Ernst stopped the butler who wanted to hurry and bring him to the mansion, saying that he wanted to take his time to look around. Though it would be impossible to check out everything, Ernst wanted to at least view the villages scattered along the way to the mansion.

To begin with, Ernst asked who was the head of this village. The person the villagers all glanced at came forward; he was an old man whose legs were so unsteady, it wasn’t certain whether he could walk on his own. Was this kind of person really fit for the job? Ernst furrowed his eyebrows.

When he looked it over carefully, he couldn’t find any men who looked like strong workers or breadwinners in this village. There were old men, women, and strangely enough, many children.

Where did the fathers of these children go? In response to Ernst’s question, the village head pointed to several of the villagers and said, “All of them have Kleber’s disease, sir.”

This was the first time Ernst had ever seen someone else who had Kleber’s disease.

There were very few people who developed it in the royal capital. They lived in the lower city surrounding the capital.

But more frequently, in poverty-stricken lands far from the capital, such as Meissen, one would find many people with Kleber’s disease.

There hadn’t been enough time before Ernst’s departure, so while riding his carriage out of Rintz, he had read some information that he had hastily sent for. In Rintz Kingdom, the average rate of occurrence of Kleber’s disease was 1 in 100. Yet in Meissen, that rate became 1 in 20.

Though they had Kleber’s disease, not everyone was like Ernst, who was unable to sire children. Rather, it was considered unusual to be like Ernst, who was entirely a child.

Ernst once again looked over the villagers. These were people who were said to have Kleber’s disease. In this village, the rate of occurrence of Kleber’s disease was 1 in 10, no, 1 in 5, wasn’t it.

A sudden thought occurred to him, and Ernst asked the village head for his age. This year he had turned 147, he answered. These words stunned Ernst.

The average lifespan in the Schell continent was 200 years. Rintz Kingdom was comprised primarily of Kleber people who were, of course, one of the races of Schell, so their average life expectancy was 200 years. No matter how Ernst looked at him, the old man in front of him seemed like he should be somewhere from 190 to 200 years old.

Normally, a 147-year old should still be good to work, and their lower half should still be more than strong. So why did he look like this? Did he have some other disease?


Feeling like the questions in his mind had gone unanswered, Ernst unwillingly moved on to the next village. This village was in the same state. There were many people with Kleber’s disease, and there were only elderly villagers with not a single person in their prime.

Nothing changed in the next village, either.

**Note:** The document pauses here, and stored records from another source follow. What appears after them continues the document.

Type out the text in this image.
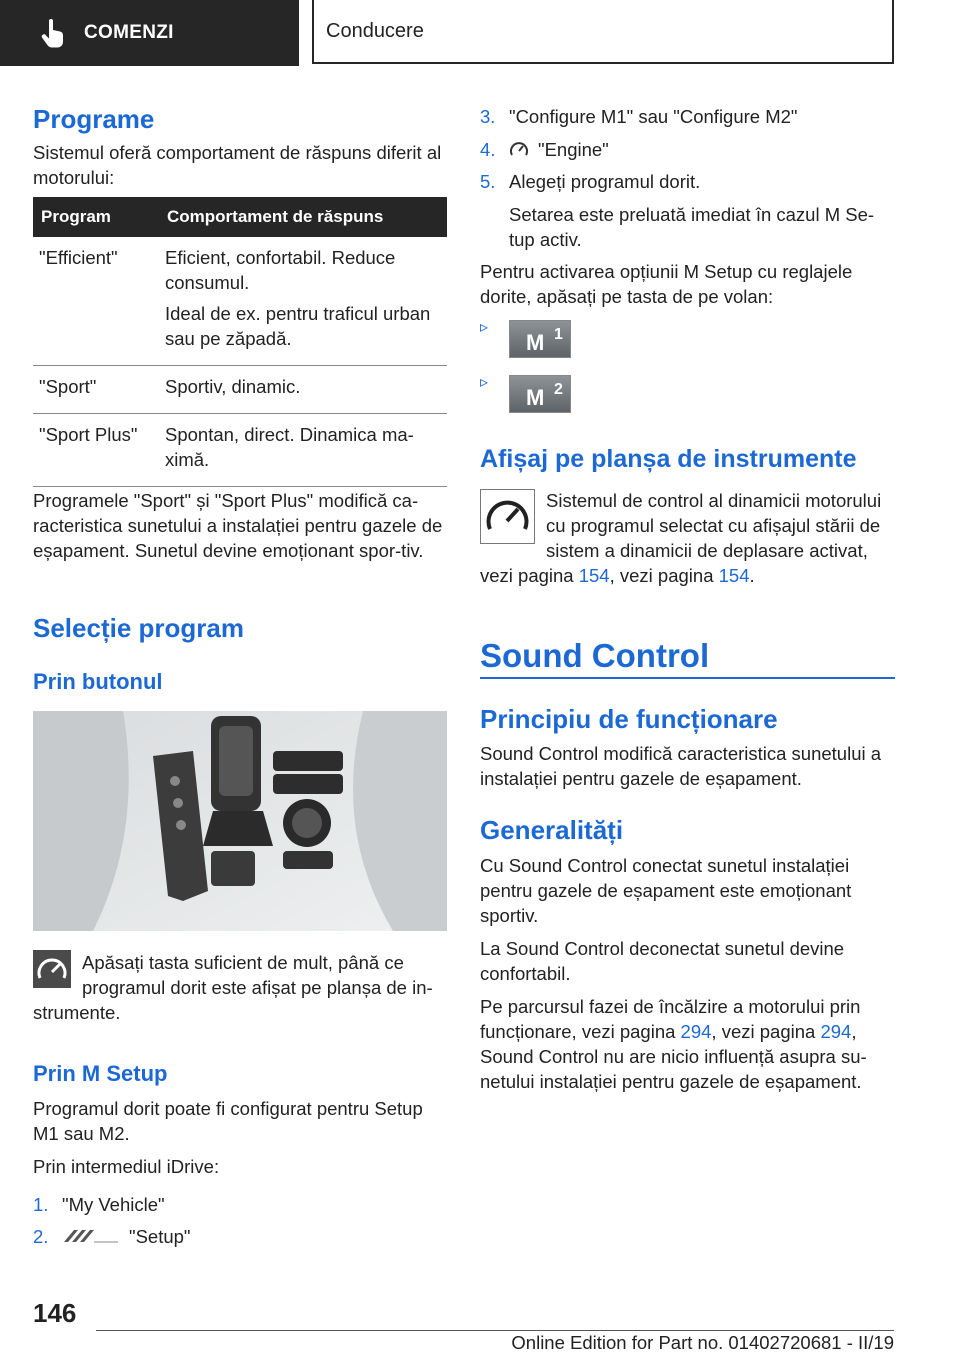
COMENZI	Conducere
Programe

Sistemul oferă comportament de răspuns diferit al motorului:

Program	Comportament de răspuns
"Efficient"	Eficient, confortabil. Reduce consumul.

Ideal de ex. pentru traficul urban sau pe zăpadă.

"Sport"	Sportiv, dinamic.

"Sport Plus"	Spontan, direct. Dinamica ma-ximă.

Programele "Sport" și "Sport Plus" modifică ca-racteristica sunetului a instalației pentru gazele de eșapament. Sunetul devine emoționant spor-tiv.

Selecție program
Prin butonul

Apăsați tasta suficient de mult, până ce

programul dorit este afișat pe planșa de in-

strumente.

Prin M Setup

Programul dorit poate fi configurat pentru Setup M1 sau M2.

Prin intermediul iDrive:

1. "My Vehicle"
2.	"Setup"
3. "Configure M1" sau "Configure M2"
4. "Engine"
5. Alegeți programul dorit.

Setarea este preluată imediat în cazul M Se-

tup activ.

Pentru activarea opțiunii M Setup cu reglajele dorite, apăsați pe tasta de pe volan:

▹
M 1
▹
M 2
Afișaj pe planșa de instrumente

Sistemul de control al dinamicii motorului

cu programul selectat cu afișajul stării de

sistem a dinamicii de deplasare activat,

vezi pagina 154, vezi pagina 154.

Sound Control
Principiu de funcționare

Sound Control modifică caracteristica sunetului a instalației pentru gazele de eșapament.

Generalități

Cu Sound Control conectat sunetul instalației pentru gazele de eșapament este emoționant sportiv.

La Sound Control deconectat sunetul devine confortabil.

Pe parcursul fazei de încălzire a motorului prin

funcționare, vezi pagina 294, vezi pagina 294,

Sound Control nu are nicio influență asupra su-

netului instalației pentru gazele de eșapament.

146
Online Edition for Part no. 01402720681 - II/19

When the mansion was in sight, Ernst asked the butler what the average lifespan in Meissen was. The butler only shook his head. “I don’t need an exact number – how old?” Ernst asked again, but the butler just tilted his head away.

Why does he have to keep shaking his head so much, Ernst thought, a doubtful feeling rising within him. The butler trembled nervously as he asked a question. What is an ‘average lifespan’, he asked.

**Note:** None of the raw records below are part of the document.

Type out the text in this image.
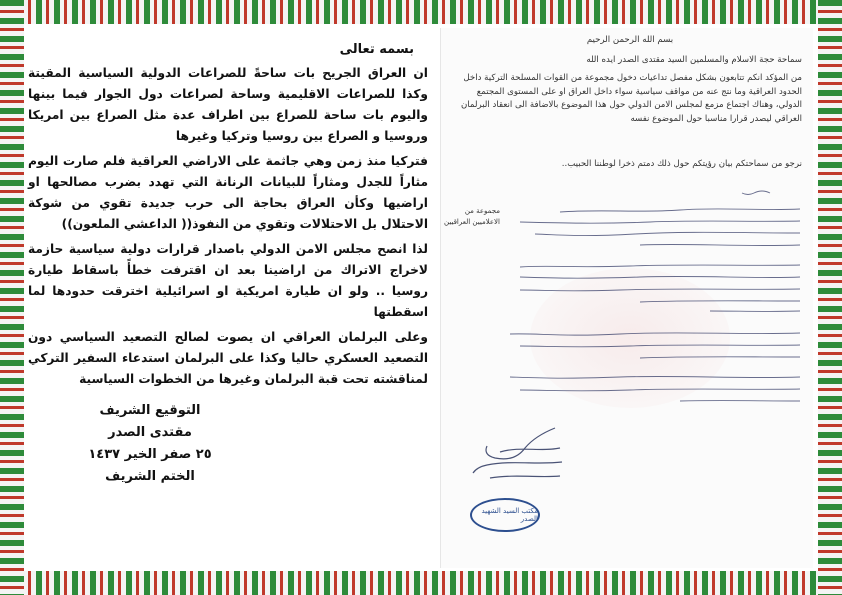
بسمه تعالى

ان العراق الجريح بات ساحةً للصراعات الدولية السياسية المقيتة وكذا للصراعات الاقليمية وساحة لصراعات دول الجوار فيما بينها واليوم بات ساحة للصراع بين اطراف عدة مثل الصراع بين امريكا وروسيا و الصراع بين روسيا وتركيا وغيرها

فتركيا منذ زمن وهي جاثمة على الاراضي العراقية فلم صارت اليوم مثاراً للجدل ومثاراً للبيانات الرنانة التي تهدد بضرب مصالحها او اراضيها وكأن العراق بحاجة الى حرب جديدة تقوي من شوكة الاحتلال بل الاحتلالات وتقوي من النفوذ(( الداعشي الملعون))

لذا انصح مجلس الامن الدولي باصدار قرارات دولية سياسية حازمة لاخراج الاتراك من اراضينا بعد ان اقترفت خطأً باسقاط طيارة روسيا .. ولو ان طيارة امريكية او اسرائيلية اخترقت حدودها لما اسقطتها

وعلى البرلمان العراقي ان يصوت لصالح التصعيد السياسي دون التصعيد العسكري حاليا وكذا على البرلمان استدعاء السفير التركي لمناقشته تحت قبة البرلمان وغيرها من الخطوات السياسية

التوقيع الشريف
مقتدى الصدر
٢٥ صفر الخير ١٤٣٧
الختم الشريف
بسم الله الرحمن الرحيم
سماحة حجة الاسلام والمسلمين السيد مقتدى الصدر ايده الله
من المؤكد انكم تتابعون بشكل مفصل تداعيات دخول مجموعة من القوات المسلحة التركية داخل الحدود العراقية وما نتج عنه من مواقف سياسية سواء داخل العراق او على المستوى المجتمع الدولي، وهناك اجتماع مزمع لمجلس الامن الدولي حول هذا الموضوع بالاضافة الى انعقاد البرلمان العراقي ليصدر قرارا مناسبا حول الموضوع نفسه
نرجو من سماحتكم بيان رؤيتكم حول ذلك دمتم ذخرا لوطننا الحبيب..
مجموعة من الاعلاميين العراقيين
مكتب السيد الشهيد الصدر
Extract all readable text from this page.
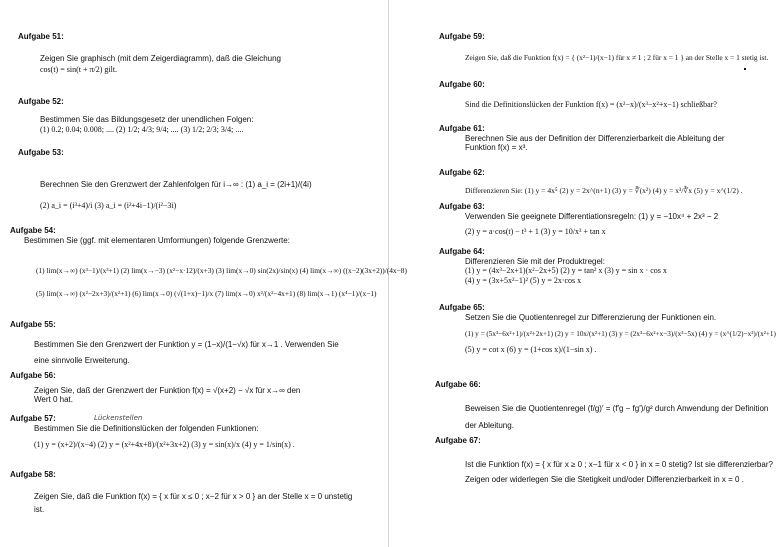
Aufgabe 51:
Zeigen Sie graphisch (mit dem Zeigerdiagramm), daß die Gleichung
cos(t) = sin(t + π/2) gilt.
Aufgabe 52:
Bestimmen Sie das Bildungsgesetz der unendlichen Folgen:
(1) 0.2; 0.04; 0.008; .... (2) 1/2; 4/3; 9/4; .... (3) 1/2; 2/3; 3/4; ....
Aufgabe 53:
Berechnen Sie den Grenzwert der Zahlenfolgen für i→∞ : (1) a_i = (2i+1)/(4i)
(2) a_i = (i³+4)/i (3) a_i = (i²+4i−1)/(i²−3i)
Aufgabe 54:
Bestimmen Sie (ggf. mit elementaren Umformungen) folgende Grenzwerte:
(1) lim(x→∞) (x³−1)/(x³+1) (2) lim(x→−3) (x²−x·12)/(x+3) (3) lim(x→0) sin(2x)/sin(x) (4) lim(x→∞) ((x−2)(3x+2))/(4x−8)
(5) lim(x→∞) (x²−2x+3)/(x²+1) (6) lim(x→0) (√(1+x)−1)/x (7) lim(x→0) x²/(x²−4x+1) (8) lim(x→1) (x⁴−1)/(x−1)
Aufgabe 55:
Bestimmen Sie den Grenzwert der Funktion y = (1−x)/(1−√x) für x→1 . Verwenden Sie
eine sinnvolle Erweiterung.
Aufgabe 56:
Zeigen Sie, daß der Grenzwert der Funktion f(x) = √(x+2) − √x für x→∞ den
Wert 0 hat.
Lückenstellen
Aufgabe 57:
Bestimmen Sie die Definitionslücken der folgenden Funktionen:
(1) y = (x+2)/(x−4) (2) y = (x²+4x+8)/(x²+3x+2) (3) y = sin(x)/x (4) y = 1/sin(x) .
Aufgabe 58:
Zeigen Sie, daß die Funktion f(x) = { x für x ≤ 0 ; x−2 für x > 0 } an der Stelle x = 0 unstetig
ist.
Aufgabe 59:
Zeigen Sie, daß die Funktion f(x) = { (x²−1)/(x−1) für x ≠ 1 ; 2 für x = 1 } an der Stelle x = 1 stetig ist.
Aufgabe 60:
Sind die Definitionslücken der Funktion f(x) = (x²−x)/(x³−x²+x−1) schließbar?
Aufgabe 61:
Berechnen Sie aus der Definition der Differenzierbarkeit die Ableitung der
Funktion f(x) = x³.
Aufgabe 62:
Differenzieren Sie: (1) y = 4x⁵ (2) y = 2x^(n+1) (3) y = ∛(x²) (4) y = x³/∛x (5) y = x^(1/2) .
Aufgabe 63:
Verwenden Sie geeignete Differentiationsregeln: (1) y = −10x⁴ + 2x³ − 2
(2) y = a·cos(t) − t³ + 1 (3) y = 10/x³ + tan x
Aufgabe 64:
Differenzieren Sie mit der Produktregel:
(1) y = (4x³−2x+1)(x²−2x+5) (2) y = tan² x (3) y = sin x · cos x
(4) y = (3x+5x²−1)² (5) y = 2x·cos x
Aufgabe 65:
Setzen Sie die Quotientenregel zur Differenzierung der Funktionen ein.
(1) y = (5x³−6x²+1)/(x²+2x+1) (2) y = 10x/(x²+1) (3) y = (2x³−6x²+x−3)/(x³−5x) (4) y = (x^(1/2)−x²)/(x²+1)
(5) y = cot x (6) y = (1+cos x)/(1−sin x) .
Aufgabe 66:
Beweisen Sie die Quotientenregel (f/g)′ = (f′g − fg′)/g² durch Anwendung der Definition
der Ableitung.
Aufgabe 67:
Ist die Funktion f(x) = { x für x ≥ 0 ; x−1 für x < 0 } in x = 0 stetig? Ist sie differenzierbar?
Zeigen oder widerlegen Sie die Stetigkeit und/oder Differenzierbarkeit in x = 0 .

Ernst was stunned in disbelief. It couldn’t be that a butler who worked at the manor wouldn’t even know something like this. Then, he suddenly recalled something.

When comparing the countries in Schell continent, including the Luxe and Silus Kingdoms, the literacy rate of the Rintz Kingdom was clearly lower than the other two. The disparity between classes was clear; along with the nobles and wealthy merchants, only 1 in 5 people among the commoners was able to read.

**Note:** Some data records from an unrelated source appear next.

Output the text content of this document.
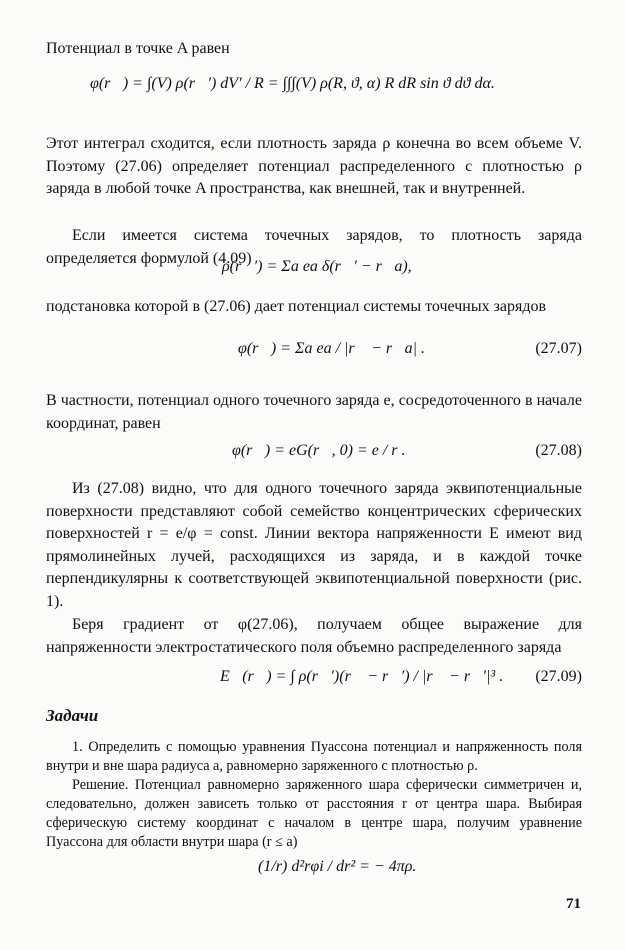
Потенциал в точке A равен

φ(r⃗) = ∫(V) ρ(r⃗′) dV′ / R = ∫∫∫(V) ρ(R, ϑ, α) R dR sin ϑ dϑ dα.

Этот интеграл сходится, если плотность заряда ρ конечна во всем объеме V. Поэтому (27.06) определяет потенциал распределенного с плотностью ρ заряда в любой точке A пространства, как внешней, так и внутренней.

Если имеется система точечных зарядов, то плотность заряда определяется формулой (4.09)

ρ(r⃗′) = Σa ea δ(r⃗′ − r⃗a),

подстановка которой в (27.06) дает потенциал системы точечных зарядов

φ(r⃗) = Σa ea / |r⃗ − r⃗a| .	(27.07)

В частности, потенциал одного точечного заряда e, сосредоточенного в начале координат, равен

φ(r⃗) = eG(r⃗, 0) = e / r .	(27.08)

Из (27.08) видно, что для одного точечного заряда эквипотенциальные поверхности представляют собой семейство концентрических сферических поверхностей r = e/φ = const. Линии вектора напряженности E имеют вид прямолинейных лучей, расходящихся из заряда, и в каждой точке перпендикулярны к соответствующей эквипотенциальной поверхности (рис. 1).

Беря градиент от φ(27.06), получаем общее выражение для напряженности электростатического поля объемно распределенного заряда

E⃗(r⃗) = ∫ ρ(r⃗′)(r⃗ − r⃗′) / |r⃗ − r⃗′|³ . (27.09)
Задачи

1. Определить с помощью уравнения Пуассона потенциал и напряженность поля внутри и вне шара радиуса a, равномерно заряженного с плотностью ρ.

Решение. Потенциал равномерно заряженного шара сферически симметричен и, следовательно, должен зависеть только от расстояния r от центра шара. Выбирая сферическую систему координат с началом в центре шара, получим уравнение Пуассона для области внутри шара (r ≤ a)

(1/r) d²rφi / dr² = − 4πρ.
71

But in Meissen, this rate was possibly even lower. A butler who served the manor shouldn’t possibly be unable to read, but his behavior roused Ernst’s suspicions.

The materials that Ernst had hastily gathered only briefly listed some details regarding the neighboring Lux and Grude territories.

For 100 years, no one had ruled this land. Ernst watched the scenery from the window of the carriage.

The bright red sunset illuminated the distant reaches of the snowfield.